El esfuerzo que había dividido geográficamente a la familia comenzaba también a regalarles momentos de enorme felicidad.
2017, otra vez todos juntos en Rosario
Otro capítulo importante llegó el 30 de junio de 2017, cuando Lionel Messi y Antonela Roccuzzo se casaron en Rosario.
Jorge y Celia estuvieron juntos en una de las celebraciones familiares de mayor exposición pública. Para una pareja que había comenzado su historia en un barrio rosarino a fines de los años 70, aquel matrimonio representaba también una suerte de círculo completo: sus hijos ya habían construido sus propias vidas y la familia seguía encontrando en Rosario su lugar de reunión.
Con los años también llegaron los nietos y una nueva generación fue agrandando aquel núcleo que Jorge y Celia habían iniciado décadas atrás.
2022, la felicidad más grande alrededor de una cancha
El 18 de diciembre de 2022 llegó otra imagen destinada a permanecer en la memoria familiar.
Argentina conquistó el Mundial de Qatar y Lionel finalmente levantó la Copa del Mundo.
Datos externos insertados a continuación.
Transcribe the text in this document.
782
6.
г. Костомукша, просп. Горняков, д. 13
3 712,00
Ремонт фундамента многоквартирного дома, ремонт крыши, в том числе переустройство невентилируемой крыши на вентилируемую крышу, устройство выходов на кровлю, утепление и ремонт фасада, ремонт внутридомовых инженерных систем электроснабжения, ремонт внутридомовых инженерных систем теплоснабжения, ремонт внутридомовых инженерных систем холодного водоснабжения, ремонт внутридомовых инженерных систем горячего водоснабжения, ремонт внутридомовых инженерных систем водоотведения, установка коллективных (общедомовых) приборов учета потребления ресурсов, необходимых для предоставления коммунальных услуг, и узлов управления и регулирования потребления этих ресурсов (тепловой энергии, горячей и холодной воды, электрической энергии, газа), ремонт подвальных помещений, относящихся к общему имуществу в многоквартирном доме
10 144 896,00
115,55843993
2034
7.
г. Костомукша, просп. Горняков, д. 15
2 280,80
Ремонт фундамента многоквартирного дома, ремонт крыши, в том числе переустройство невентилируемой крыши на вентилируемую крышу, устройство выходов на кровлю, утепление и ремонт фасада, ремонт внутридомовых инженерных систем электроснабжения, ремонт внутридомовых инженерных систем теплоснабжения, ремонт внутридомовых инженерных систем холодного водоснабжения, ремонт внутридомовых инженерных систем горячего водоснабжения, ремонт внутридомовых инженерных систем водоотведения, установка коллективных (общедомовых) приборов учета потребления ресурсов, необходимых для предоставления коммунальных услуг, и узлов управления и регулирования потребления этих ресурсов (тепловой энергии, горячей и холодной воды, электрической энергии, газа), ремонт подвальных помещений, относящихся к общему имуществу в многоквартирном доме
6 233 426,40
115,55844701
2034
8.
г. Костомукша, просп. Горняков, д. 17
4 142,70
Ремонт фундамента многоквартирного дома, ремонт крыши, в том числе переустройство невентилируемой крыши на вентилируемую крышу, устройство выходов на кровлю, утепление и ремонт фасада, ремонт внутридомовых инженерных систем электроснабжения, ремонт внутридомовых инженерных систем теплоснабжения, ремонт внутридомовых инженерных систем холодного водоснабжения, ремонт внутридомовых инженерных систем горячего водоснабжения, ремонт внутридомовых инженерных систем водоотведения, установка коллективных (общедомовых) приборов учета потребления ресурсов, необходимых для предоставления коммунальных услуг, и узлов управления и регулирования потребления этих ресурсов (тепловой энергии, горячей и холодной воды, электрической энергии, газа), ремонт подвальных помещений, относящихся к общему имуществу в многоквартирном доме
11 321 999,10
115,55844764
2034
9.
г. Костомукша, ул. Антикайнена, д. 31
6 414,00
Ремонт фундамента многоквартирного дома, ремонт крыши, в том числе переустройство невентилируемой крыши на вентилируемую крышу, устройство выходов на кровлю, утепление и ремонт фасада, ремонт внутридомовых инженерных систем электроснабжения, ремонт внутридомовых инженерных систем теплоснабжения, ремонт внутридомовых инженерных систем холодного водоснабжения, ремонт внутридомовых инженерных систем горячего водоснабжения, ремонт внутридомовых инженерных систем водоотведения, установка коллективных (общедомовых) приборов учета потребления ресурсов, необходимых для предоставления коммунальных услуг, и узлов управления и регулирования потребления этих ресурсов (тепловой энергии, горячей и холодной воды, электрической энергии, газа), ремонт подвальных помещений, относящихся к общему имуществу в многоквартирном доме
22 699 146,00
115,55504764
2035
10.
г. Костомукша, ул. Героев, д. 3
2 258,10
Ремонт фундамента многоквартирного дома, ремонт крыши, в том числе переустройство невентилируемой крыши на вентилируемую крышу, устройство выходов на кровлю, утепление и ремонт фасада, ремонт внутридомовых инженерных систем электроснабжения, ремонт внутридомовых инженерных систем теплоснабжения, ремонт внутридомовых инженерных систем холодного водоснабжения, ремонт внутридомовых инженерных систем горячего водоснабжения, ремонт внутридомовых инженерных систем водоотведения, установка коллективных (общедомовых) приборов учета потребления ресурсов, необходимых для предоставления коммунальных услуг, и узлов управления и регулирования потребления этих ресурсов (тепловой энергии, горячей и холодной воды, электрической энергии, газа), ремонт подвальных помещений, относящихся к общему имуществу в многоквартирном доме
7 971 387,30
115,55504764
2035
Jorge estuvo junto a su hijo después de la ceremonia de premiación, en una de las imágenes familiares que quedaron de aquella noche histórica.
Para Jorge y Celia suponía contemplar desde el otro extremo del camino aquello que habían comenzado más de dos décadas antes.
El chico por el que habían dividido la familia entre Rosario y Barcelona, el hijo cuyo tratamiento generó enormes preocupaciones económicas y el adolescente al que debieron permitirle crecer a miles de kilómetros de su casa finalmente era campeón mundial con Argentina.
2026, el momento más difícil para el matrimonio
La historia entró este año en su etapa más dolorosa.
Durante el Mundial 2026 trascendió que Jorge atravesaba un problema de salud y permanecía bajo seguimiento médico. Celia se mantuvo junto a él mientras el entorno familiar pidió privacidad y evitó revelar públicamente detalles sobre el diagnóstico.
Fue otro momento en el que aquella estructura construida desde los años de juventud en Rosario volvió a hacerse visible: la familia se cerró alrededor de uno de los suyos.
Jorge y Celia habían cumplido 48 años de matrimonio el pasado 17 de junio.
Menos de dos meses después, este viernes 7 de agosto, Jorge murió a los 68 años en Rosario.
La noticia puso fin a una historia compartida que atravesó prácticamente todos los extremos imaginables: una juventud de barrio, años de trabajo y dificultades económicas, cuatro hijos, una familia partida entre Argentina y España, el ascenso extraordinario de Lionel y una vida que terminó desarrollándose bajo una fama mundial que jamás habían buscado para ellos mismos.
Pero detrás de todo aquello permaneció la misma pareja que había empezado mucho antes.
Jorge Messi y Celia Cuccittini estuvieron juntos durante 48 años. Y antes de convertirse en los padres de una leyenda del fútbol, habían construido su propia historia.